Agora sem nenhum encontro programado, as consequências recaem sobre Flávio. O senador embarcou cheio de expectativas, mas sem confirmação pública. Para seus opositores, isso reforça a imagem de uma candidatura tentando criar fatos para sobreviver ao desgaste interno.
A crise também ocorre em meio a pesquisas desfavoráveis. Após as revelações do caso Vorcaro, Lula começou a aparecer numericamente à frente de Flávio em levantamentos recentes. A Reuters registrou que esse episódio impactou os mercados e passou a ser considerado um fator capaz de alterar o cenário eleitoral.
O bolsonarismo sempre valorizou símbolos internacionais, especialmente a proximidade com Trump. Durante as eleições de 2018 e 2022, essa conexão com a direita americana foi fundamental para consolidar identidade política entre seus apoiadores.
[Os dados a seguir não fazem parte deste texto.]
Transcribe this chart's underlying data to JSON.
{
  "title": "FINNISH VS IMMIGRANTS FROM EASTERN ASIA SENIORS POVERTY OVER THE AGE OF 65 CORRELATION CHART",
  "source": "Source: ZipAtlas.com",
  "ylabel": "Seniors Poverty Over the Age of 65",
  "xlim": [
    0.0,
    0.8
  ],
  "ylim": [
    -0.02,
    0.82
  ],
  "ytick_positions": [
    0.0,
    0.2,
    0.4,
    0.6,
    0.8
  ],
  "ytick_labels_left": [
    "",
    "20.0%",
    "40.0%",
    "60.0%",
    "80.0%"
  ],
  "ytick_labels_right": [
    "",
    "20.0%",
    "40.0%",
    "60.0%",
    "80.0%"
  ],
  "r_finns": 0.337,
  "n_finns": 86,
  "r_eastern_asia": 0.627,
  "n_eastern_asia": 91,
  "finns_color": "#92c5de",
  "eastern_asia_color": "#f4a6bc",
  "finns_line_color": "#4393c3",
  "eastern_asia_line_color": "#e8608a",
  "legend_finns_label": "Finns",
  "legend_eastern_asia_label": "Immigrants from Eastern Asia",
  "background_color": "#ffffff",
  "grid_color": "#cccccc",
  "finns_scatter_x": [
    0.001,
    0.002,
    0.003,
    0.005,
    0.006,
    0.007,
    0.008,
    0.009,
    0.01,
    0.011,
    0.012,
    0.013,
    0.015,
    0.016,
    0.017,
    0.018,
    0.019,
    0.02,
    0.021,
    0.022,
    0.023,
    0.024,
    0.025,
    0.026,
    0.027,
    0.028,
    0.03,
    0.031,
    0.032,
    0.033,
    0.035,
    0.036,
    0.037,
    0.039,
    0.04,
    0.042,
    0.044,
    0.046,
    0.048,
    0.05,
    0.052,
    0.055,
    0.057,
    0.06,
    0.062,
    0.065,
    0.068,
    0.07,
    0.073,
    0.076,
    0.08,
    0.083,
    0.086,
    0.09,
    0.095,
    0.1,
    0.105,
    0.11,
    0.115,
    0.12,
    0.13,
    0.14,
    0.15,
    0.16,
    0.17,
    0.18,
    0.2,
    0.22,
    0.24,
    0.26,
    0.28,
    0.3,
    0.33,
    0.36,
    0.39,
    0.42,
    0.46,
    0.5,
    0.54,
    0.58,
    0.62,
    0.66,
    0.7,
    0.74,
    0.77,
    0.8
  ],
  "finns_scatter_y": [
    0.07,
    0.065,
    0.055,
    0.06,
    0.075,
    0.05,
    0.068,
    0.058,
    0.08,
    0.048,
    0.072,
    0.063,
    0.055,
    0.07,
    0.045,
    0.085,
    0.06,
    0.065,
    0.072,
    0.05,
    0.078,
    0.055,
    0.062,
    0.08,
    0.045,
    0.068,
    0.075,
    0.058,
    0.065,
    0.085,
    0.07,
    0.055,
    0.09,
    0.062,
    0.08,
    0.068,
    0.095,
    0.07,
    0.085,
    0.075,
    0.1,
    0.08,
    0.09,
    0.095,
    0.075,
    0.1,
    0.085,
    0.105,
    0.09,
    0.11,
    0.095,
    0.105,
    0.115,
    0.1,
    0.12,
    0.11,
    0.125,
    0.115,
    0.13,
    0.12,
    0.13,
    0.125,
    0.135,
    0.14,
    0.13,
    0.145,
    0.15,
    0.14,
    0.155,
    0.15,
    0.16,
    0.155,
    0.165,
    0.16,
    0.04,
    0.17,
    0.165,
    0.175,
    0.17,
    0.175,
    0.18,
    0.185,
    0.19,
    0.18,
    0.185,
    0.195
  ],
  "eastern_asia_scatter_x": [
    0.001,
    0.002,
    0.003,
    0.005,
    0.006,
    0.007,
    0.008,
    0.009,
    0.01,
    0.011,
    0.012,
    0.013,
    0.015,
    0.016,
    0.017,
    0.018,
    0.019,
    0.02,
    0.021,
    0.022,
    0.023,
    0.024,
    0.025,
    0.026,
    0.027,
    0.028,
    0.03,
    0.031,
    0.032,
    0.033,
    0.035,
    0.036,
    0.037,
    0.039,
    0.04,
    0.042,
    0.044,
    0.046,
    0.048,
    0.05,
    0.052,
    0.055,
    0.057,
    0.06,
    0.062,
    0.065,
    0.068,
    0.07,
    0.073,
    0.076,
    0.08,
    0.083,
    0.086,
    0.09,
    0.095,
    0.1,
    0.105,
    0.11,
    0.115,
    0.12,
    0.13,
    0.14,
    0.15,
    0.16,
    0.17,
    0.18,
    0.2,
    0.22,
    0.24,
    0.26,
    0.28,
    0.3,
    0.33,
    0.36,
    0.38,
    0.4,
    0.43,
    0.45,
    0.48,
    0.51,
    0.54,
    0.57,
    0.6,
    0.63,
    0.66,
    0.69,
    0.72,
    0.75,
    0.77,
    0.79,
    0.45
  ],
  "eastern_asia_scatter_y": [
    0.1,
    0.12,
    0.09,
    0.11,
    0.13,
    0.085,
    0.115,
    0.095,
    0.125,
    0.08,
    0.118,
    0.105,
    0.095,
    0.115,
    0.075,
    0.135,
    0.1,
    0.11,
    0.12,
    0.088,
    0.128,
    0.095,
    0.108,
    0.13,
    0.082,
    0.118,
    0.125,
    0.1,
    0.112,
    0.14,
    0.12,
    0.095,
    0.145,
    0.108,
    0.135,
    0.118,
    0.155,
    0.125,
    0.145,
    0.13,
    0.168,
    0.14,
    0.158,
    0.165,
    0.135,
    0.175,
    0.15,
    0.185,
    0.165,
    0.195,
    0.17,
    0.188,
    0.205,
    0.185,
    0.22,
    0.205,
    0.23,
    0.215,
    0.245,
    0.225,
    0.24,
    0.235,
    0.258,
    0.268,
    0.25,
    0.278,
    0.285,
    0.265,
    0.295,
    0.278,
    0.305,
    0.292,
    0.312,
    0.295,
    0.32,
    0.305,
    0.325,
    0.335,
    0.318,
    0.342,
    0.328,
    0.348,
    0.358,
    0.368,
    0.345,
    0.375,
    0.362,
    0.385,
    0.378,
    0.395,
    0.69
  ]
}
No entanto, em 2026, Flávio tenta utilizar esse mesmo discurso sob circunstâncias muito mais frágeis: não para expandir sua influência, mas para se proteger.
A falta de agenda com Trump evidencia que a estratégia política não saiu conforme previsto. O senador permanece sem a imagem desejada ao lado do ex-presidente americano e sem respaldo público quanto ao seu prestígio internacional — além disso, ainda enfrenta questões complicadas relacionadas ao caso Vorcaro.
Flávio tem direito à defesa e à presunção de inocência; no entanto, no âmbito político sua pré-campanha acumula versões contraditórias e agendas incertas junto a tentativas frustradas de readequação que não conseguem abafar seu principal problema.
O caso Dark Horse continua sendo central na crise enfrentada por ele. As ligações com Vorcaro, os valores milionários envolvidos e agora essa viagem frustrada à Washington sem reunião prevista formam um quadro complexo: uma candidatura lutando para escapar dos efeitos negativos de um escândalo ainda determinante na disputa eleitoral.
A visita aos Estados Unidos deveria servir como demonstração de força; até agora ela revelou apenas improvisação. Para um pré-candidato buscando herdar o bolsonarismo em meio ao maior desgaste de sua trajetória política até aqui, isso pode ter consequências severas.